Auch der Nachname wird in Island künftig anders gebildet: Zusätzlich zu "-son" und "-dottir" gibt es nun die neue Endung "-bur" (wird hier als „Kind“ verwendet). Wer ein „X“ im Pass hat, darf sich nun für diese Namensvariante entscheiden – so wird beispielsweise aus „Hansdottir“ „Hansbur“. Alternativ kann aus dem Namen die Endung auch ganz weggelassen werden – darauf hatten bisher nur Isländerinnen und Isländer mit ausländischem Namen Anspruch, prominentes Beispiel: die isländische Sängerin Emiliana Torrini.

Behörde reagiert abwartend

Gegenüber RUV sagte eine Anwältin und Mitglied des Namenskomitees, dass man erst abwarten wolle, was die Änderung für die Arbeit des Komitees bedeutet. Künftig werde man jedenfalls nicht erst um die Verwendung eines bereits eingetragenen Namens ansuchen müssen. Das werde ihre Arbeit sicher beeinflussen, so die Anwältin.

Für Island, das zur Wahrung seiner Sprache aktiv gegen Neologismen und Fremdwörter, vor allem aus dem Englischen, vorgeht, sei die Änderung „groß“, so Adalsteinn Hakonarson, Sprachwissenschaftler und Chef der Behörde.

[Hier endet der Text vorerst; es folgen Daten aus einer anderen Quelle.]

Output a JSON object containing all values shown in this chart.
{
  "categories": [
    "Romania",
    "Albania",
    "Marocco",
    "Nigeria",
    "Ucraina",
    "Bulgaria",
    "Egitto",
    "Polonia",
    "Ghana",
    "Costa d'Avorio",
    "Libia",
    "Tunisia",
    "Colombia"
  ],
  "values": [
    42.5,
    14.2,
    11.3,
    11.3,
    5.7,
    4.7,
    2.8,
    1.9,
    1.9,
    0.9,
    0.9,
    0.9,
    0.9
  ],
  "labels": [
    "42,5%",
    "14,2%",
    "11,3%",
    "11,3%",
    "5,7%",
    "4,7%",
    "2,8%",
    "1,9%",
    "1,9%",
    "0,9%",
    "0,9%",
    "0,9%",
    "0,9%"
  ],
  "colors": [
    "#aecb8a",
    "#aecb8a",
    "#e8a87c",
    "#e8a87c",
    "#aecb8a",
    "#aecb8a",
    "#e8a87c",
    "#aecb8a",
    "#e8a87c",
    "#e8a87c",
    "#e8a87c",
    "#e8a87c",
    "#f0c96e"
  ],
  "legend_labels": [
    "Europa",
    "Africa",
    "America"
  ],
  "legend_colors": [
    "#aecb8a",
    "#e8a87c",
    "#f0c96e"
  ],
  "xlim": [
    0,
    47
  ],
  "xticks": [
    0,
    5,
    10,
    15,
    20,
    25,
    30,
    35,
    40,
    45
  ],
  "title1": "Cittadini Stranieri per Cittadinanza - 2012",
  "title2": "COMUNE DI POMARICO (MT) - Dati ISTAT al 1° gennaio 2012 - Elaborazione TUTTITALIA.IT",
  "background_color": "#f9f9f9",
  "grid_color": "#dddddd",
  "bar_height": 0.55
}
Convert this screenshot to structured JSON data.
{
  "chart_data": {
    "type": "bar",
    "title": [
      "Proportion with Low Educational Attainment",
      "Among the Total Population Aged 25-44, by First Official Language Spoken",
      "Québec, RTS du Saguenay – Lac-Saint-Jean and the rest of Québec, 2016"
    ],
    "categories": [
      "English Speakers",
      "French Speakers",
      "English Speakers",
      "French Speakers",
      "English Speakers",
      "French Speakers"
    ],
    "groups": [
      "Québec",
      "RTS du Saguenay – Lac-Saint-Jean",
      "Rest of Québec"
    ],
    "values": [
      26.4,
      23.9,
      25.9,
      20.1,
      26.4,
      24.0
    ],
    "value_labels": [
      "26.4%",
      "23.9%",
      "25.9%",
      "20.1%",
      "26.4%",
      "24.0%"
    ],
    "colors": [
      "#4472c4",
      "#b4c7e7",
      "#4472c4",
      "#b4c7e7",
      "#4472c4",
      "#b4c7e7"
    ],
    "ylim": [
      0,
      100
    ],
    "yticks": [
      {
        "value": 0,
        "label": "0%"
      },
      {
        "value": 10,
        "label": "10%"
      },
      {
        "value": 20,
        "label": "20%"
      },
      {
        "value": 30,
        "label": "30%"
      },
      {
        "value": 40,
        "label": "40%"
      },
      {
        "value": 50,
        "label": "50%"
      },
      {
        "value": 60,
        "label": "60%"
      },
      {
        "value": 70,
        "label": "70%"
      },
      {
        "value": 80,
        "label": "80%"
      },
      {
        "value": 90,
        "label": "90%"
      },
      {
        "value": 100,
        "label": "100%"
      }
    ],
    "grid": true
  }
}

Man werde sich jedenfalls an das Gesetz halten, so Hakonarson.

Meldeamt rechnet mit Andrang

Margret Hauksdottir vom isländischen Meldeamt sagte gegenüber „Iceland Review“, dass man mit zahlreichen Namensänderungen rechne, weil viele Menschen auf diese Gesetzesänderung gewartet haben. Mit einem Onlineformular könne um die Änderung angesucht werden – sollte der Name bereits im Namensregister existieren, werde die Änderung „drei bis fünf Tage“ dauern und damit schnell und unkompliziert erledigt sein, so Hauksdottir.